This year, students in the Entrepreneurship and Business Academy (EBA) at Kempsville High School found a creative way to give back to the community.
Six EBA students collectively volunteered more than 100 hours during the past three months at St. Mary’s Home for Disabled Children. They spent the time working hand in hand with some of the home’s residents in order to create an art piece to auction off at the organization’s annual fundraiser, a gala and auction held Saturday, April 14.
“We found out about their annual gala they use to raise funds and decided we all wanted to be a part of it,” said Noelle Eversten, parent of one of the student volunteers. “We decided painting would be the best way to match all the different needs of the children we were going to work with.”
Beginning in February, Cailyn Banks, Sydney Eversten, La’Mari Ferebee, Sarah Justesen, Ronan Livingston and Robert Smith, began visiting St.

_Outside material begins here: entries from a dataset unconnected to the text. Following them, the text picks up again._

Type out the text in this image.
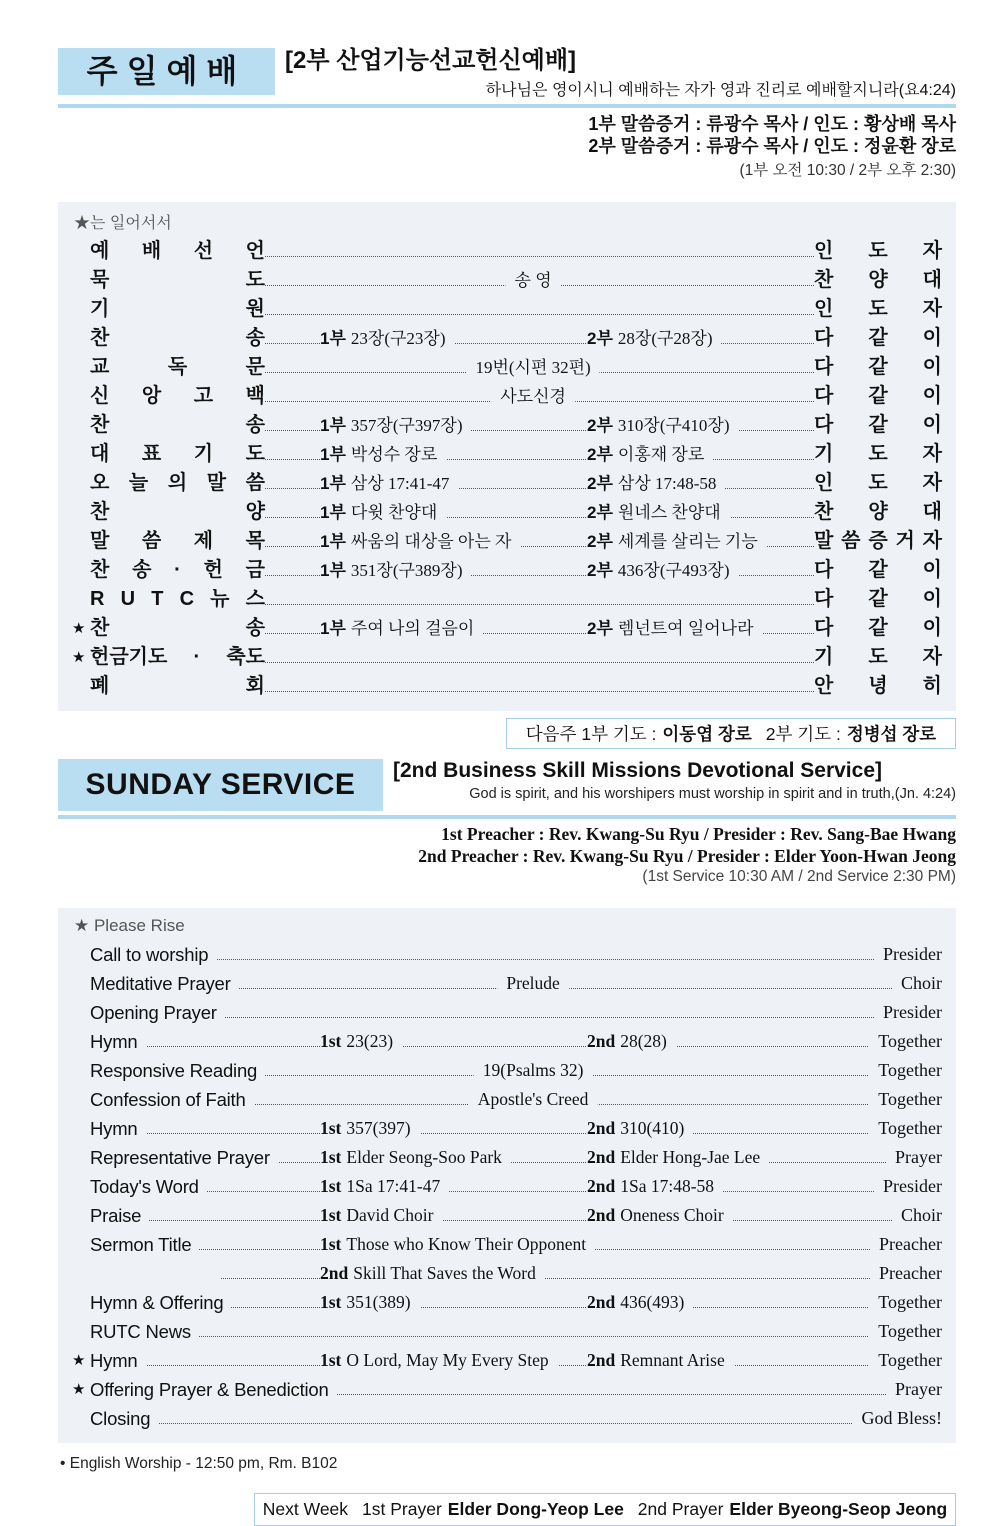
주일예배	[2부 산업기능선교헌신예배]
하나님은 영이시니 예배하는 자가 영과 진리로 예배할지니라(요4:24)
1부 말씀증거 : 류광수 목사 / 인도 : 황상배 목사
2부 말씀증거 : 류광수 목사 / 인도 : 정윤환 장로
(1부 오전 10:30 / 2부 오후 2:30)
★는 일어서서
예 배 선 언	인 도 자
묵 도	송 영	찬 양 대
기 원	인 도 자
찬 송	1부 23장(구23장)	2부 28장(구28장)	다 같 이
교 독 문	19번(시편 32편)	다 같 이
신 앙 고 백	사도신경	다 같 이
찬 송	1부 357장(구397장)	2부 310장(구410장)	다 같 이
대 표 기 도	1부 박성수 장로	2부 이홍재 장로	기 도 자
오 늘 의 말 씀	1부 삼상 17:41-47	2부 삼상 17:48-58	인 도 자
찬 양	1부 다윗 찬양대	2부 원네스 찬양대	찬 양 대
말 씀 제 목	1부 싸움의 대상을 아는 자	2부 세계를 살리는 기능	말 씀 증 거 자
찬 송 · 헌 금	1부 351장(구389장)	2부 436장(구493장)	다 같 이
R U T C 뉴 스	다 같 이
★ 찬 송	1부 주여 나의 걸음이	2부 렘넌트여 일어나라	다 같 이
★ 헌금기도 · 축도	기 도 자
폐 회	안 녕 히
다음주 1부 기도 : 이동엽 장로 2부 기도 : 정병섭 장로
SUNDAY SERVICE	[2nd Business Skill Missions Devotional Service]
God is spirit, and his worshipers must worship in spirit and in truth,(Jn. 4:24)
1st Preacher : Rev. Kwang-Su Ryu / Presider : Rev. Sang-Bae Hwang
2nd Preacher : Rev. Kwang-Su Ryu / Presider : Elder Yoon-Hwan Jeong
(1st Service 10:30 AM / 2nd Service 2:30 PM)
★ Please Rise
Call to worship	Presider
Meditative Prayer	Prelude	Choir
Opening Prayer	Presider
Hymn	1st 23(23)	2nd 28(28)	Together
Responsive Reading	19(Psalms 32)	Together
Confession of Faith	Apostle's Creed	Together
Hymn	1st 357(397)	2nd 310(410)	Together
Representative Prayer	1st Elder Seong-Soo Park	2nd Elder Hong-Jae Lee	Prayer
Today's Word	1st 1Sa 17:41-47	2nd 1Sa 17:48-58	Presider
Praise	1st David Choir	2nd Oneness Choir	Choir
Sermon Title	1st Those who Know Their Opponent	Preacher
2nd Skill That Saves the Word	Preacher
Hymn & Offering	1st 351(389)	2nd 436(493)	Together
RUTC News	Together
★ Hymn	1st O Lord, May My Every Step	2nd Remnant Arise	Together
★ Offering Prayer & Benediction	Prayer
Closing	God Bless!
• English Worship - 12:50 pm, Rm. B102
Next Week 1st Prayer Elder Dong-Yeop Lee 2nd Prayer Elder Byeong-Seop Jeong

Mary’s Home to work with its residents on the collaborative artwork.
“I loved talking to them, helping them paint,” Smith said. “They were having such a great time. I would do it again in a heartbeat.”

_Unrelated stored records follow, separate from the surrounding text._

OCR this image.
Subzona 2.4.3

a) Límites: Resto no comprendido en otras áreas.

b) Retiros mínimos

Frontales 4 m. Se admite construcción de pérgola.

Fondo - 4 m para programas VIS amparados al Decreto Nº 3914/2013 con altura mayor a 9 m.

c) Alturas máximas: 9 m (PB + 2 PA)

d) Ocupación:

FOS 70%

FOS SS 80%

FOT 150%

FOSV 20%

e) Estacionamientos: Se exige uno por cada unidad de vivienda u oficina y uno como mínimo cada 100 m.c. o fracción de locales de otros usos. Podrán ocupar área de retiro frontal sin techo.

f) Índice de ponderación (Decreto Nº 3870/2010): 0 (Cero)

The coastal theme for the gala this year was the motivation behind choosing the subject of their artwork.
“We chose to paint a mermaid,” said Banks. “We thought it would be really fun for us and the children at St. Mary’s.”
Tracey Pryor, a parent who helped supervise the student work, is proud of the dedication she saw from the students involved.
“My son has Asperger’s, so this project is near and dear to my heart. It was amazing to see how much our kids enjoyed working with the children, and didn’t treat them differently – just like any other peer.”
Students enjoyed it as well.
“Working with the kids at St. Mary’s, I went in thinking that it was going to be a different kind of experience, but I was wrong,” said Sydney Eversten. “It couldn’t have been more natural, and a really fun time.”
Noelle Eversten was proud to see her daughter and the other children in the group volunteer for the right reasons.
“That’s the way it should be. They got in there, got their hands dirty, and everybody had an amazing time. I had to hunt them down to sign their volunteer forms!”
“The joy radiated in the room,” said Pryor. “A lot of those kids are nonverbal, but you can see on their faces the joy they were having.”
“Every single one of them had a part of it,” Smith said. “It was really nice to be around them. Everyone should do this in their life and have this experience.”
Everyone agreed that they would like to see this continue next year.
“It was a great partnership and a really great project,” said Pryor.
It was a great success as well – the group’s mermaid artwork brought in $300 for St. Mary’s Home.